Data Driven: By Design

2018-04-30 General Excel · publications · get started

The data revolution is upon us! Or at least that’s what someone with a snappy grasp of copy-editing and a mandate for clicks would say.

There’s a common misperception that’s out there in the data world that only some of us know how to be data driven. Only some of us have our data driving licenses and can get behind the wheel.

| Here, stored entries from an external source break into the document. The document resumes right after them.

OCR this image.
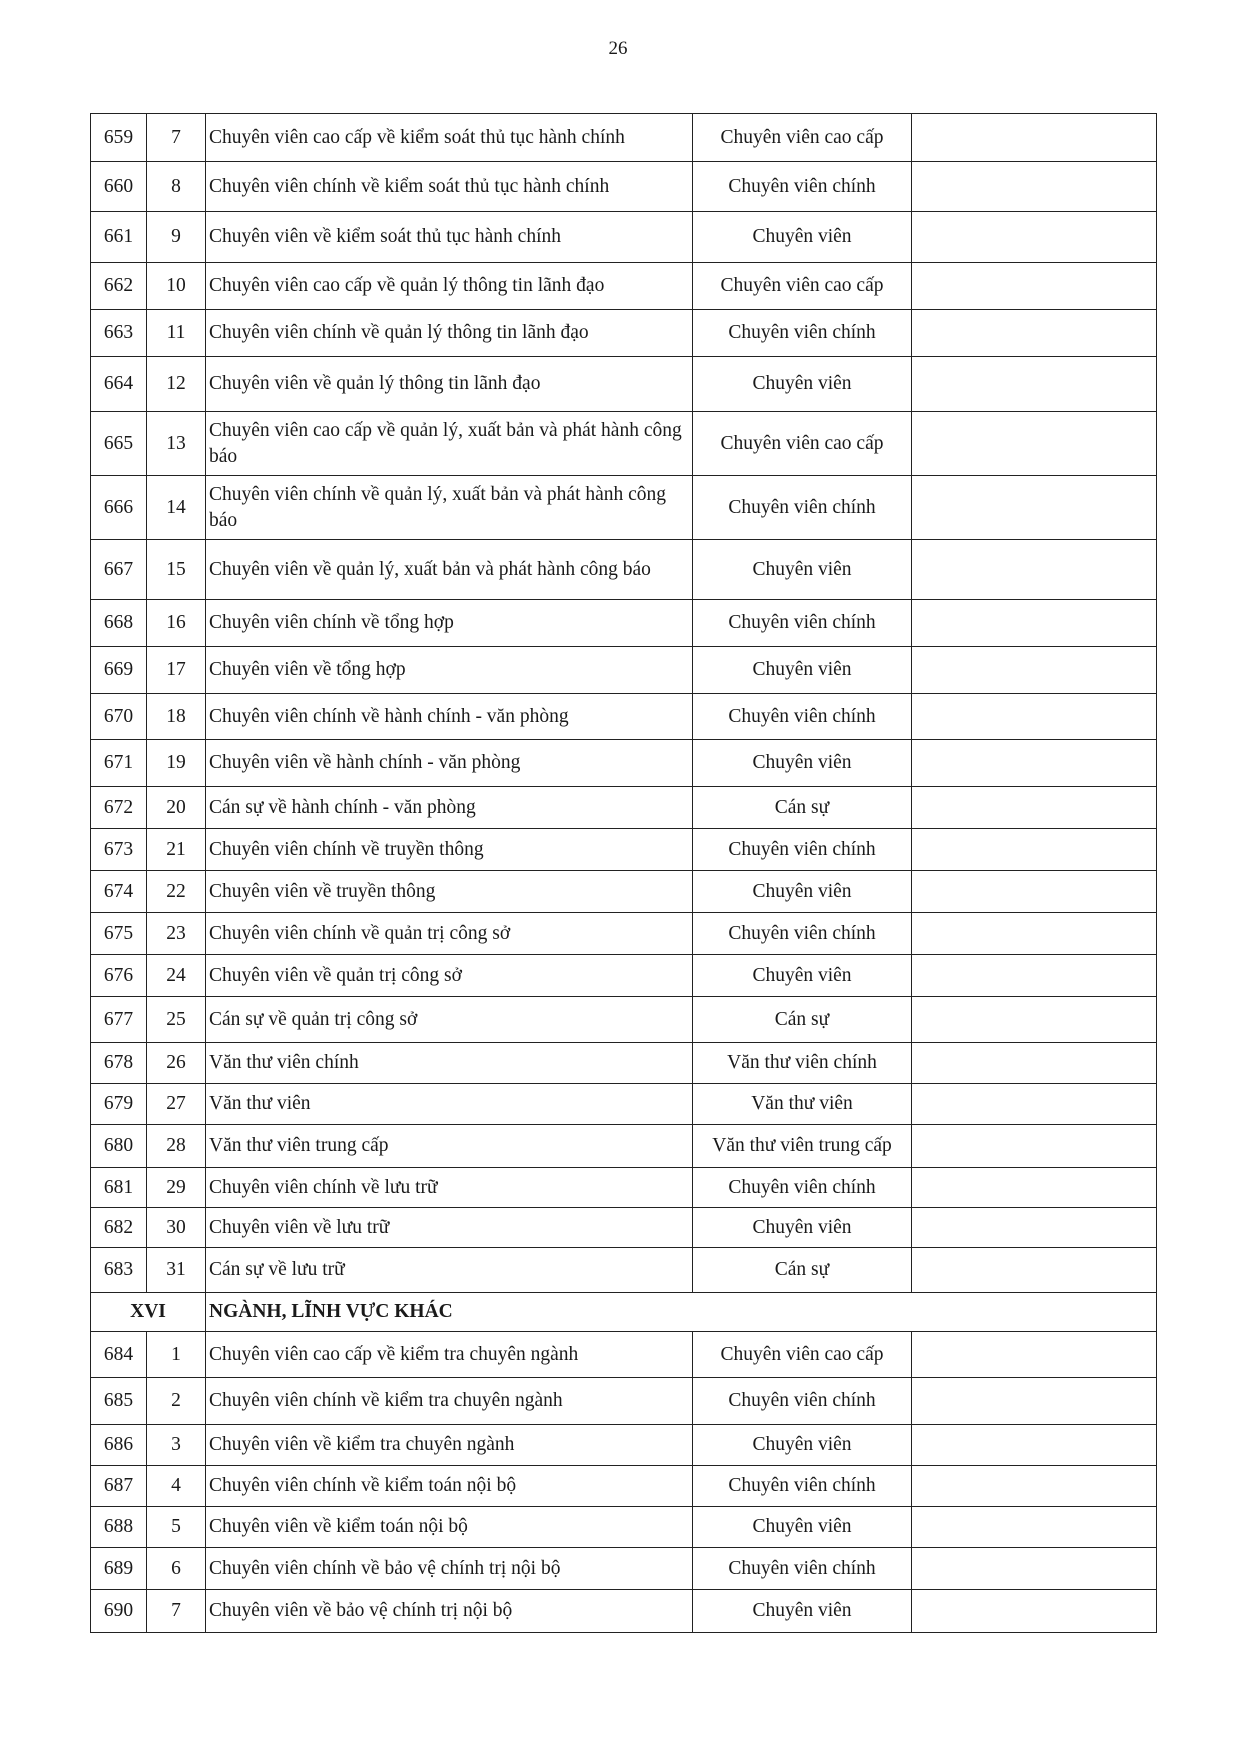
26
659	7	Chuyên viên cao cấp về kiểm soát thủ tục hành chính	Chuyên viên cao cấp	
660	8	Chuyên viên chính về kiểm soát thủ tục hành chính	Chuyên viên chính	
661	9	Chuyên viên về kiểm soát thủ tục hành chính	Chuyên viên	
662	10	Chuyên viên cao cấp về quản lý thông tin lãnh đạo	Chuyên viên cao cấp	
663	11	Chuyên viên chính về quản lý thông tin lãnh đạo	Chuyên viên chính	
664	12	Chuyên viên về quản lý thông tin lãnh đạo	Chuyên viên	
665	13	Chuyên viên cao cấp về quản lý, xuất bản và phát hành công báo	Chuyên viên cao cấp	
666	14	Chuyên viên chính về quản lý, xuất bản và phát hành công báo	Chuyên viên chính	
667	15	Chuyên viên về quản lý, xuất bản và phát hành công báo	Chuyên viên	
668	16	Chuyên viên chính về tổng hợp	Chuyên viên chính	
669	17	Chuyên viên về tổng hợp	Chuyên viên	
670	18	Chuyên viên chính về hành chính - văn phòng	Chuyên viên chính	
671	19	Chuyên viên về hành chính - văn phòng	Chuyên viên	
672	20	Cán sự về hành chính - văn phòng	Cán sự	
673	21	Chuyên viên chính về truyền thông	Chuyên viên chính	
674	22	Chuyên viên về truyền thông	Chuyên viên	
675	23	Chuyên viên chính về quản trị công sở	Chuyên viên chính	
676	24	Chuyên viên về quản trị công sở	Chuyên viên	
677	25	Cán sự về quản trị công sở	Cán sự	
678	26	Văn thư viên chính	Văn thư viên chính	
679	27	Văn thư viên	Văn thư viên	
680	28	Văn thư viên trung cấp	Văn thư viên trung cấp	
681	29	Chuyên viên chính về lưu trữ	Chuyên viên chính	
682	30	Chuyên viên về lưu trữ	Chuyên viên	
683	31	Cán sự về lưu trữ	Cán sự	
XVI		NGÀNH, LĨNH VỰC KHÁC		
684	1	Chuyên viên cao cấp về kiểm tra chuyên ngành	Chuyên viên cao cấp	
685	2	Chuyên viên chính về kiểm tra chuyên ngành	Chuyên viên chính	
686	3	Chuyên viên về kiểm tra chuyên ngành	Chuyên viên	
687	4	Chuyên viên chính về kiểm toán nội bộ	Chuyên viên chính	
688	5	Chuyên viên về kiểm toán nội bộ	Chuyên viên	
689	6	Chuyên viên chính về bảo vệ chính trị nội bộ	Chuyên viên chính	
690	7	Chuyên viên về bảo vệ chính trị nội bộ	Chuyên viên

This is manifestly false. Even if you don’t know R or Python or any other part of the common data science toolkit (yet), there are things you can do and start to think about today as you begin to embrace the idea of data-driven decision making.

A lot of people talk about how new all this data and data science is. While our industry has changed rapidly, both in the amount, quality and type of data we have access to and can interrogate, a lot hasn’t changed.

We’re all still on the same mission we were 15 years ago (maybe a bit more) when I started out: we’re here to create some kind of value. The purpose of our work isn’t to execute a fancy model: it’s to find an insight that will drive value.

That’s good news: because in addition to all the complexity we’re now dealing with, we have a pretty good grasp on the basics.

Being data driven is a skillset, not a toolkit. You don’t need a particular programming language or application (though we all have favourites and I clearly have mine). You don’t absolutely require model X or statistic Y. Qualifications might be necessary in some contexts, but there’s no data driver’s license: just data people.

Data navigation is a learned art form. The more you explore data, the better you’ll get at navigating it. So here’s five tips to get you started.

Tip One: viz early, viz often

You’ve probably heard of Kickstarter.A full dataset of all the kickstarter campaigns since inception was made available to the public on Kaggle and we can use this to start exploring real business contexts.

The basic idea of Kickstarter is that people tell their stories, pitch their ideas: the public pledges.

You can start visualisaing your own data sets today. You’re all accountants, you know how to break out that excel spreadsheet. You can start right there with simple visual explorations of the data you’re working with. If you have access to more sophisticated tools like R, Tableau or Spotfire, that’s great: but don’t rule out the poor cousin of data science: Excel. Like I said: skillset, not toolkit.

Let’s take a look at how we might use this in a business context – when you’re navigating on the road to value, you need to look around!

Using visualisation to find things is a very interrogatory process. What are you seeing? Why is it there? How did it come to be this way?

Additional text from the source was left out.